MYTH: Manual tracking is precise because you know exactly what you’ve got.
TRUTH: Automatic data capture gives more precision, with way fewer limits!
Ok, in some sense you do know precisely what you’re getting with manual tracking — not much. Ultimately, arguments for governing a manually-tracked dataset end up being some version of “our method keeps the dataset small.” The idea is that by choosing a limited number of events to track, you can maintain consistency in naming and definition, and avoid problems like broken and outdated events.
That may be true, but the tradeoff is rather severe. We like to say, if there are only three books on your shelf, it’s pretty easy to keep them organized, and you’ll definitely know where all of them are. But you only have three books! That might not give you all the information you need, and it certainly doesn’t give you much reading variety.

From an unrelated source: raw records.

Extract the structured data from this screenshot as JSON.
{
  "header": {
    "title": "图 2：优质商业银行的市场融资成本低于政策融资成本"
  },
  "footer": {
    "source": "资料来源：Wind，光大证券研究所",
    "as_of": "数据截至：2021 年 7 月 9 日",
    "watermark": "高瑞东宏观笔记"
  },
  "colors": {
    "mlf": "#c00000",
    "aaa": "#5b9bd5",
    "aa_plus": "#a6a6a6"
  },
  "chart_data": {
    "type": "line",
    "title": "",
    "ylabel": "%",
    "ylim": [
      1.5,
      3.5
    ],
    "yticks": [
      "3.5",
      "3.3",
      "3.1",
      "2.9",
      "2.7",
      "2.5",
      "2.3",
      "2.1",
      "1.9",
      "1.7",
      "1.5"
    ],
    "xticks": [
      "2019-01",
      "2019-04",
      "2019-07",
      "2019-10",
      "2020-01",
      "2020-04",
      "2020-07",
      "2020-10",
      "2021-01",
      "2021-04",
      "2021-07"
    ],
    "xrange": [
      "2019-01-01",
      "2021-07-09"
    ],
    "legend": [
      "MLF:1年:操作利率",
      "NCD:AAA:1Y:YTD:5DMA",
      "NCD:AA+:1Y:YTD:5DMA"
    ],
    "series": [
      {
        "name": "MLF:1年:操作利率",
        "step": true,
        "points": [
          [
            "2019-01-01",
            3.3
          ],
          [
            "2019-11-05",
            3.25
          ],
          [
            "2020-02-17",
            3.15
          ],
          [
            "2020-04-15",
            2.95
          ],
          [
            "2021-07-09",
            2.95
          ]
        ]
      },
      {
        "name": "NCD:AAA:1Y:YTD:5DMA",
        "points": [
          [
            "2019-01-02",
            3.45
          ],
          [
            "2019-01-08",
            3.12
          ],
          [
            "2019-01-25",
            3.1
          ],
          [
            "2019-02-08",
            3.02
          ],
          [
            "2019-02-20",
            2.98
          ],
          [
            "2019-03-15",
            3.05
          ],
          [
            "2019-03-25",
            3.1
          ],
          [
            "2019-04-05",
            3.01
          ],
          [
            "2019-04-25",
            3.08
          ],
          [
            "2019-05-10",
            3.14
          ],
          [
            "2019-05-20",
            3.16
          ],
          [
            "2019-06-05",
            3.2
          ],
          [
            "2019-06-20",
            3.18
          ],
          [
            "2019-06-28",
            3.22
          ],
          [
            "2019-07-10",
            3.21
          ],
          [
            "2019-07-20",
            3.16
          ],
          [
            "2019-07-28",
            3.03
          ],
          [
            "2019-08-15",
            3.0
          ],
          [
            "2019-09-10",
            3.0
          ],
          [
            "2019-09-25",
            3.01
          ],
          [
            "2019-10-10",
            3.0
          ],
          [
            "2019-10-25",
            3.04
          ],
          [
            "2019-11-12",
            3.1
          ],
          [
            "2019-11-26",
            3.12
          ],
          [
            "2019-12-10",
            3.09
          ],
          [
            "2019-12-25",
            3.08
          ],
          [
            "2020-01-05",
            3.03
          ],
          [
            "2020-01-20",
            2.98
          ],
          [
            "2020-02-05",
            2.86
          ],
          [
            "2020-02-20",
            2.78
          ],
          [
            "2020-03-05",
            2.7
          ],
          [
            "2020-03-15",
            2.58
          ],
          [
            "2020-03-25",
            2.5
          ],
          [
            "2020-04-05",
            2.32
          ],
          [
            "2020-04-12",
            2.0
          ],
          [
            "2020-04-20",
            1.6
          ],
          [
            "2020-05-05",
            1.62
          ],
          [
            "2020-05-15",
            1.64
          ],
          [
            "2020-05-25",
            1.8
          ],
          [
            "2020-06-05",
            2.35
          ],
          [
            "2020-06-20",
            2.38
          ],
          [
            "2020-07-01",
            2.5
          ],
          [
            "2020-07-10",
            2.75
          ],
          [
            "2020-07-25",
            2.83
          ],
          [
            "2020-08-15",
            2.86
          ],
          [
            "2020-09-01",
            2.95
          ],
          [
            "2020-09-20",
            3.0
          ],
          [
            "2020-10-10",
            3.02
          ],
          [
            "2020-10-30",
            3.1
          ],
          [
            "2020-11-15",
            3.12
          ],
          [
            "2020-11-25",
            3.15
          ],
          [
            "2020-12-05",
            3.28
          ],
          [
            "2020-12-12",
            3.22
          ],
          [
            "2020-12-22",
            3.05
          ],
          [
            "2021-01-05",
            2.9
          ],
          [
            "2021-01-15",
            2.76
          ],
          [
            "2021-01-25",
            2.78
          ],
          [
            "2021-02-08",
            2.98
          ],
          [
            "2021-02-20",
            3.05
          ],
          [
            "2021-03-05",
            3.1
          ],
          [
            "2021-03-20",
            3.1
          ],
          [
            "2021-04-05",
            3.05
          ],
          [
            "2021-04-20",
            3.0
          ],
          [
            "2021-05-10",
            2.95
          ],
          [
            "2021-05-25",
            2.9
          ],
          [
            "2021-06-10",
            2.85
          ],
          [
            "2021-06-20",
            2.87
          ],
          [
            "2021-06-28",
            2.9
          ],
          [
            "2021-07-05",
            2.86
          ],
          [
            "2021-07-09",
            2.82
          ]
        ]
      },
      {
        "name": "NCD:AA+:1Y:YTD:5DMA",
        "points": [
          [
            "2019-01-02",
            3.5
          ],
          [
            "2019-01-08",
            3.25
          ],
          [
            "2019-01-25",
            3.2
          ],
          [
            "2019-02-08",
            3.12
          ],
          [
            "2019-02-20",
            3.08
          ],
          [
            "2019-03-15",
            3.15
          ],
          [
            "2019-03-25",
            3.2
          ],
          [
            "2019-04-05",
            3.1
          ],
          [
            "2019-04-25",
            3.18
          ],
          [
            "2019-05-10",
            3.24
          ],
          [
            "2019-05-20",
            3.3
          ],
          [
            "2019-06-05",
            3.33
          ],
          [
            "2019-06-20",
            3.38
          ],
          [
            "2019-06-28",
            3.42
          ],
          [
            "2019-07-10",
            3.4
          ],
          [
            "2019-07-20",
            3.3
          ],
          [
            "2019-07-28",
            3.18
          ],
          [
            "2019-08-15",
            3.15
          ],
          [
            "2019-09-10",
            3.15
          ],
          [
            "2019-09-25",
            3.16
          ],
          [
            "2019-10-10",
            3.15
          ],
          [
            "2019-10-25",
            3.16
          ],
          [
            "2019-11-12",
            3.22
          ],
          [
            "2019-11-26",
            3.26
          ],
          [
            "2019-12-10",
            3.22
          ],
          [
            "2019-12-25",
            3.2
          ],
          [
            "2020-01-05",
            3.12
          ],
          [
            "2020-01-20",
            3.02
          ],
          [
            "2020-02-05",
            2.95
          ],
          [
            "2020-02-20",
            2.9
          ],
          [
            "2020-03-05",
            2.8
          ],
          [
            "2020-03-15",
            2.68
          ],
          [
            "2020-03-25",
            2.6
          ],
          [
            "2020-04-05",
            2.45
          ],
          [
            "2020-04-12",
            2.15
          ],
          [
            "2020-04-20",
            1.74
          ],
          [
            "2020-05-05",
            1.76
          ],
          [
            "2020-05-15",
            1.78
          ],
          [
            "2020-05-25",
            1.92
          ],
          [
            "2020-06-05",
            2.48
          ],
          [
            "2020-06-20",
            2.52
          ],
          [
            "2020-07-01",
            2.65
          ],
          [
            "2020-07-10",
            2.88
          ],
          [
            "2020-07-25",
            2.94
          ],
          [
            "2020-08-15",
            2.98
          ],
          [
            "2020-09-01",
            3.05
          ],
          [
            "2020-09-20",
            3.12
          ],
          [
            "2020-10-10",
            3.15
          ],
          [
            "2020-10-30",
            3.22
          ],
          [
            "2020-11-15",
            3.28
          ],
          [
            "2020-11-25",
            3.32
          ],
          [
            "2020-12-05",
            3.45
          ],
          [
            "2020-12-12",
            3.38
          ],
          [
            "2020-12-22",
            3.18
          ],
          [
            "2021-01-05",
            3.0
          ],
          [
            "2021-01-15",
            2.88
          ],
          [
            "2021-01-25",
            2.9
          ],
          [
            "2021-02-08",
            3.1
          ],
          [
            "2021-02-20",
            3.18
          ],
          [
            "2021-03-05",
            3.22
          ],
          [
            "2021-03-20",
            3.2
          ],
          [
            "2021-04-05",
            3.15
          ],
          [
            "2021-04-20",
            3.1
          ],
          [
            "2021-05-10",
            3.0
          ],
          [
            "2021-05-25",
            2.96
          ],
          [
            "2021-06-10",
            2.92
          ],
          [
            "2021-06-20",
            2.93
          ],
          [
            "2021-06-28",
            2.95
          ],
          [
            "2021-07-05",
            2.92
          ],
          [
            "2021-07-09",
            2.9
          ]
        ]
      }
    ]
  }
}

To extend the metaphor, having automatic capture built into your governance is like having the Dewey Decimal System. Now you’re not limited to the amount of books you can visibly keep track of on a small shelf. So instead of three books, you can build a whole entire library. You have a way to quickly and efficiently find what you're looking for, as well as add as much new information as you please into your well-governed system.
FEAR: Autocapture will produce mountains of unverified data.
TRUTH: When built right, autocapture systems verify data and keep it organized from the moment of definition.
There is a smidgen of truth here. There is lots of unverified data, because that's how autocapture functions—at first. But it’s very important to distinguish event collection from event definition. So let’s go a little deeper into how virtualization works. This is where the magic happens.
Verification and governance matter once an event is defined — where it is named according to preset conventions, classified, and given validation. This definition process means that the moment an event enters your analysis environment, it's already fully organized. At the same time, autocapture preserves the raw data layer and keeps it intact. This separation is what lets you have all of the data with zero loss in organization.
The creation of that data ‘virtualization’ layer lets you construct a clean dataset for analysis, while maintaining all of your rich underlying data. Within your virtual layer, a set of built-in tools keeps everything organized, accurate, and verified.A data dictionary gives your whole team a single source for relevant data, including events, properties and user segments. It’s easy to archive old events while maintaining historical continuity. Plus you can set alerts for event inactivity, and permission levels to restrict access. No more spreadsheets being passed around and spreading out of control!Like we said earlier, best practices are built right into the architecture. Teams can harness all the data they need at every stage of an event’s lifecycle.So let’s review the principles of success for any analytics project:
Data-driven decisions require the right data.
Only a well-governed dataset can be reliable to answer critical questions
A complete dataset makes it possible to ask questions you wouldn’t have known to think of in advance.
When you are asking fresh questions, you get the gold: INSIGHTS. New, actionable information about your product and your users that was previously unavailable or invisible to you.
TRUTH: Autocapture is the way forward for data-driven teams.
Automatic data capture gives teams throughout your company an obvious advantage by providing a comprehensive, retroactive dataset, without any ongoing schema planning or manual implementation.At Heap, we believe that a complete and well-governed dataset is the key to answering the questions that the team knows to ask today — and discovering the unexpected insights that will lead to extraordinary digital products and experiences tomorrow.